W sukurs odseparowanej gospodarczo Korei przychodzą oczywiście Chiny, które chyba najbardziej korzystają na tej sytuacji. To właśnie ten kraj dostarcza koreańskim elitom dóbr luksusowych takich jak auta wysokiej klasy, elektronikę czy najlepsze francuskie wina. Tylko w 2011 roku aż o 87% w stosunku do roku wcześniejszego wzrósł bilans handlowy między tymi państwami i wyniósł 3 mld dolarów. To są jednak oficjalne dane, które nie oddają prawdziwej skali obrotów handlowych. Nie są bowiem liczone popularne transakcje bezgotówkowe tzw. barter, czyli towar za towar, czy też usługa za usługę. W ten sposób Korea handluje m.in. węglem i żelazem, które wymienia na chińskie towary.
Wesprzyj nas już teraz!
Korea sprowadza z Państwa Środka wysokiej klasy elektronikę czyli m.in. telewizory plazmowe, aparaty cyfrowe czy kamery. Wartość obrotów tymi towarami w latach 2008 – 2010 wzrosła z 272 do 446 mln dolarów. Przybywa także luksusowych aut takich marek jak Mercedes, BMW, Lexus, Land Rover czy Toyota.
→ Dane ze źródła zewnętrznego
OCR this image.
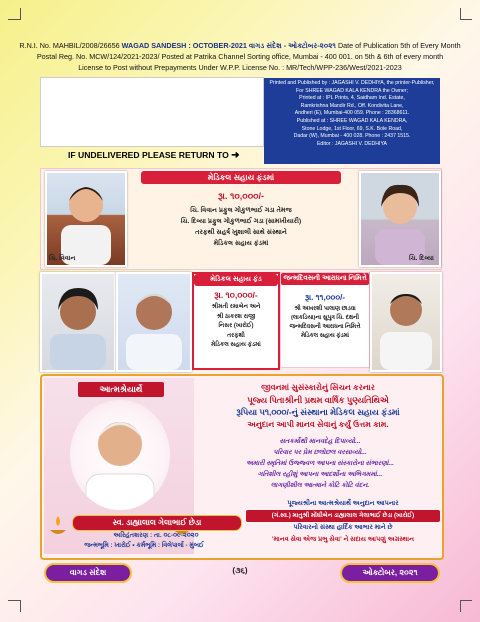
R.N.I. No. MAHBIL/2008/26656 WAGAD SANDESH : OCTOBER-2021 વાગડ સંદેશ - ઓક્ટોબર-૨૦૨૧ Date of Publication 5th of Every Month
Postal Reg. No. MCW/124/2021-2023/ Posted at Patrika Channel Sorting office, Mumbai - 400 001. on 5th & 6th of every month
License to Post without Prepayments Under W.P.P. License No. : MR/Tech/WPP-236/West/2021-2023
IF UNDELIVERED PLEASE RETURN TO ➜
Printed and Published by : JAGASHI V. DEDHIYA, the printer-Publisher,
For SHREE WAGAD KALA KENDRA the Owner;
Printed at : IPL Prints, 4, Saidham Ind. Estate,
Ramkrishna Mandir Rd., Off. Kondivita Lane,
Andheri (E), Mumbai-400 059. Phone : 28368611.
Published at : SHREE WAGAD KALA KENDRA,
Stone Lodge, 1st Floor, 69, S.K. Bole Road,
Dadar (W), Mumbai - 400 028. Phone : 2437 1515.
Editor : JAGASHI V. DEDHIYA
ચિ. વિવાન
મેડિકલ સહાય ફંડમાં
રૂા. ૧૦,૦૦૦/-
ચિ. વિવાન પ્રફુલ ગોકુળભાઈ ગડા તેમજ
ચિ. દિવ્યા પ્રફુલ ગોકુળભાઈ ગડા (સામખીયારી)
તરફથી સહર્ષ ખુશાલી સાથે સંસ્થાને
મેડિકલ સહાય ફંડમાં
ચિ. દિવ્યા
મેડિકલ સહાય ફંડ
રૂા. ૧૦,૦૦૦/-
શ્રીમતી રમાબેન અને
શ્રી ઠાકરશ રાજી
નિસર (ખારોઈ)
તરફથી
મેડિકલ સહાય ફંડમાં
જન્મદિવસની આરાધના નિમિત્તે
રૂા. ૧૧,૦૦૦/-
શ્રી અખરશી પાલાણ છાડવા
(લાકડિયા)ના સુપુત્ર ચિ. દક્ષની
જન્મદિવસની આરાધના નિમિત્તે
મેડિકલ સહાય ફંડમાં
આત્મશ્રેયાર્થે
સ્વ. ડાહ્યાલાલ ગેલાભાઈ છેડા
અરિહંતશરણ : તા. ૦૮-૦૯-૨૦૨૦
જન્મભૂમિ : ખારોઈ • કર્મભૂમિ : વિલેપાર્લા - મુંબઈ
જીવનમાં સુસંસ્કારોનું સિંચન કરનાર
પૂજ્ય પિતાશ્રીની પ્રથમ વાર્ષિક પુણ્યતિથિએ
રૂપિયા ૫૧,૦૦૦/-નું સંસ્થાના મેડિકલ સહાય ફંડમાં
અનુદાન આપી માનવ સેવાનું કર્યું ઉત્તમ કામ.
સતકર્મોથી માનવદેહ દિપાવ્યો...
પરિવાર પર પ્રેમ છલોછલ વરસાવ્યો...
અમારી સ્મૃતિમાં ઉજ્જ્વળ આપના સંસ્કારોના સંભારણાં...
ગતિશીલ રહીશું આપના આદર્શોના અભિગમમાં...
લાગણીશીલ આત્માને કોટિ કોટિ વંદન.
પૂજ્યશ્રીના આત્મશ્રેયાર્થે અનુદાન આપનાર
(ગં.સ્વ.) માતુશ્રી મોંઘીબેન ડાહ્યાલાલ ગેલાભાઈ છેડા (ખારોઈ)
પરિવારનો સંસ્થા હાર્દિક આભાર માને છે
'માનવ સેવા એજ પ્રભુ સેવા' ને સદાય આપણું અગ્રસ્થાન
વાગડ સંદેશ	(૩૬)	ઓક્ટોબર, ૨૦૨૧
W kraju nie mogło oczywiście zabraknąć (jak przystało na państwo socjalistyczne) sklepów zajmujących się wyłącznie sprzedażą towarów importowanych czyli takich odpowiedników naszych PRL-owskich Pewexów. Najbardziej znanym jest centrum handlowe Pothongang Ryugyong. Tam dostępny jest pełen asortyment: żywność, elektronika, meble czy odzież za które oczywiście płaci się tylko w obcej walucie. Jako że ceny są astronomiczne zakupów dokonują tam jedynie politycy, wojskowi i koreańscy bogacze. Ceny francuskich win czy innych alkoholi są nawet dwukrotnie droższe niż w krajach, gdzie są produkowane. Można też dostać frykasy z innych części świata np. masło z Nowej Zelandii czy Danii, francuskie sery czy australijską wołowinę. Sporo produktów pochodzi również z Japonii. Nie można tam dostać Coca-coli (oczywiście ze względów ideologicznych) co nie oznacza, że nie można jej dostać nigdzie. Dostęp do niej mają oczywiście prominenci.
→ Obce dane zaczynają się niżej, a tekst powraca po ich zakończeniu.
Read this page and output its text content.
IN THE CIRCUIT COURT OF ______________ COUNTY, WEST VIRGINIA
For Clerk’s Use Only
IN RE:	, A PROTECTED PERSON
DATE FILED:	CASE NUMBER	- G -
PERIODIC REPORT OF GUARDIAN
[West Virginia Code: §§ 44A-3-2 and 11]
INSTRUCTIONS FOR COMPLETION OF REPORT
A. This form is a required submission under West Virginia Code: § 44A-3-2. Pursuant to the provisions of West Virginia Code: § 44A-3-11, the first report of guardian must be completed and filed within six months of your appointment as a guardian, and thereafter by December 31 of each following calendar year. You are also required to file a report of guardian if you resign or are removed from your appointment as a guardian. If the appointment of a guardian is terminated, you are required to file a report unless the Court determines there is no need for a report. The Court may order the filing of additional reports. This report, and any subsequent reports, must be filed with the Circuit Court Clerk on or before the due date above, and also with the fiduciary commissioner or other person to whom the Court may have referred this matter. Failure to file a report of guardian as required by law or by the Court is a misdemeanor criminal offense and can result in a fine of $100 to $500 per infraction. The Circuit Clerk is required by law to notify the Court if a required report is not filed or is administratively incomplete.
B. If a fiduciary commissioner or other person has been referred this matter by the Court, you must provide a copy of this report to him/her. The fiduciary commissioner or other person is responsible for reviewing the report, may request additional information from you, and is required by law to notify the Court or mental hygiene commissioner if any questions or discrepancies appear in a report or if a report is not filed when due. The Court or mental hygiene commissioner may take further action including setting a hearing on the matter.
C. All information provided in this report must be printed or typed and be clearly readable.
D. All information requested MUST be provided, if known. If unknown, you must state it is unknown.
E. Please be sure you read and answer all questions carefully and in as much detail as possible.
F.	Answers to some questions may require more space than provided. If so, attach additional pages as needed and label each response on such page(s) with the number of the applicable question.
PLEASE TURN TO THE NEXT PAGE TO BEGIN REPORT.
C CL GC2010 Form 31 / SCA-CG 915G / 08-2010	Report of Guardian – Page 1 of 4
Zwykłym Koreańczykom muszą wystarczyć te towary importowane, które można dostać na targowisku Tongil. Zainteresowanie jest jednak ogromne. Według ostatnich danych milion obywateli ma już także telefon komórkowy. Nie jest to dla nas może imponująca liczba, biorąc pod uwagę, że Korea Północna liczy 25 mln mieszkańców, ale jak na tamtejsze warunki jest to ogromny postęp. Nie oznacza to jednak, że komunikacja odbywa się na takich samych zasadach jak w innych krajach. Posiadaczom nie wolno wykonywać połączeń międzynarodowych, ani łączyć się z Internetem. Milion komórek to dużo, ponieważ średnio aparat kosztuje 400 dolarów, podczas gdy miesięczne wynagrodzenia wynoszą średnio 15 dolarów, co oznacza, że nie jedząc, nie wydając na inne potrzeby trzeba odkładać na niego przez ponad dwa lata.
Nie zmienia to wszystko jednak faktu, że obraz nędzy i głodu jest bardziej miarodajny dla opisania sytuacji w jakiej znajdują się obywatele tego kraju. Luksus, podobnie jak w innych państwach, gdzie panuje dyktatura, jest zastrzeżony tylko dla prominentów.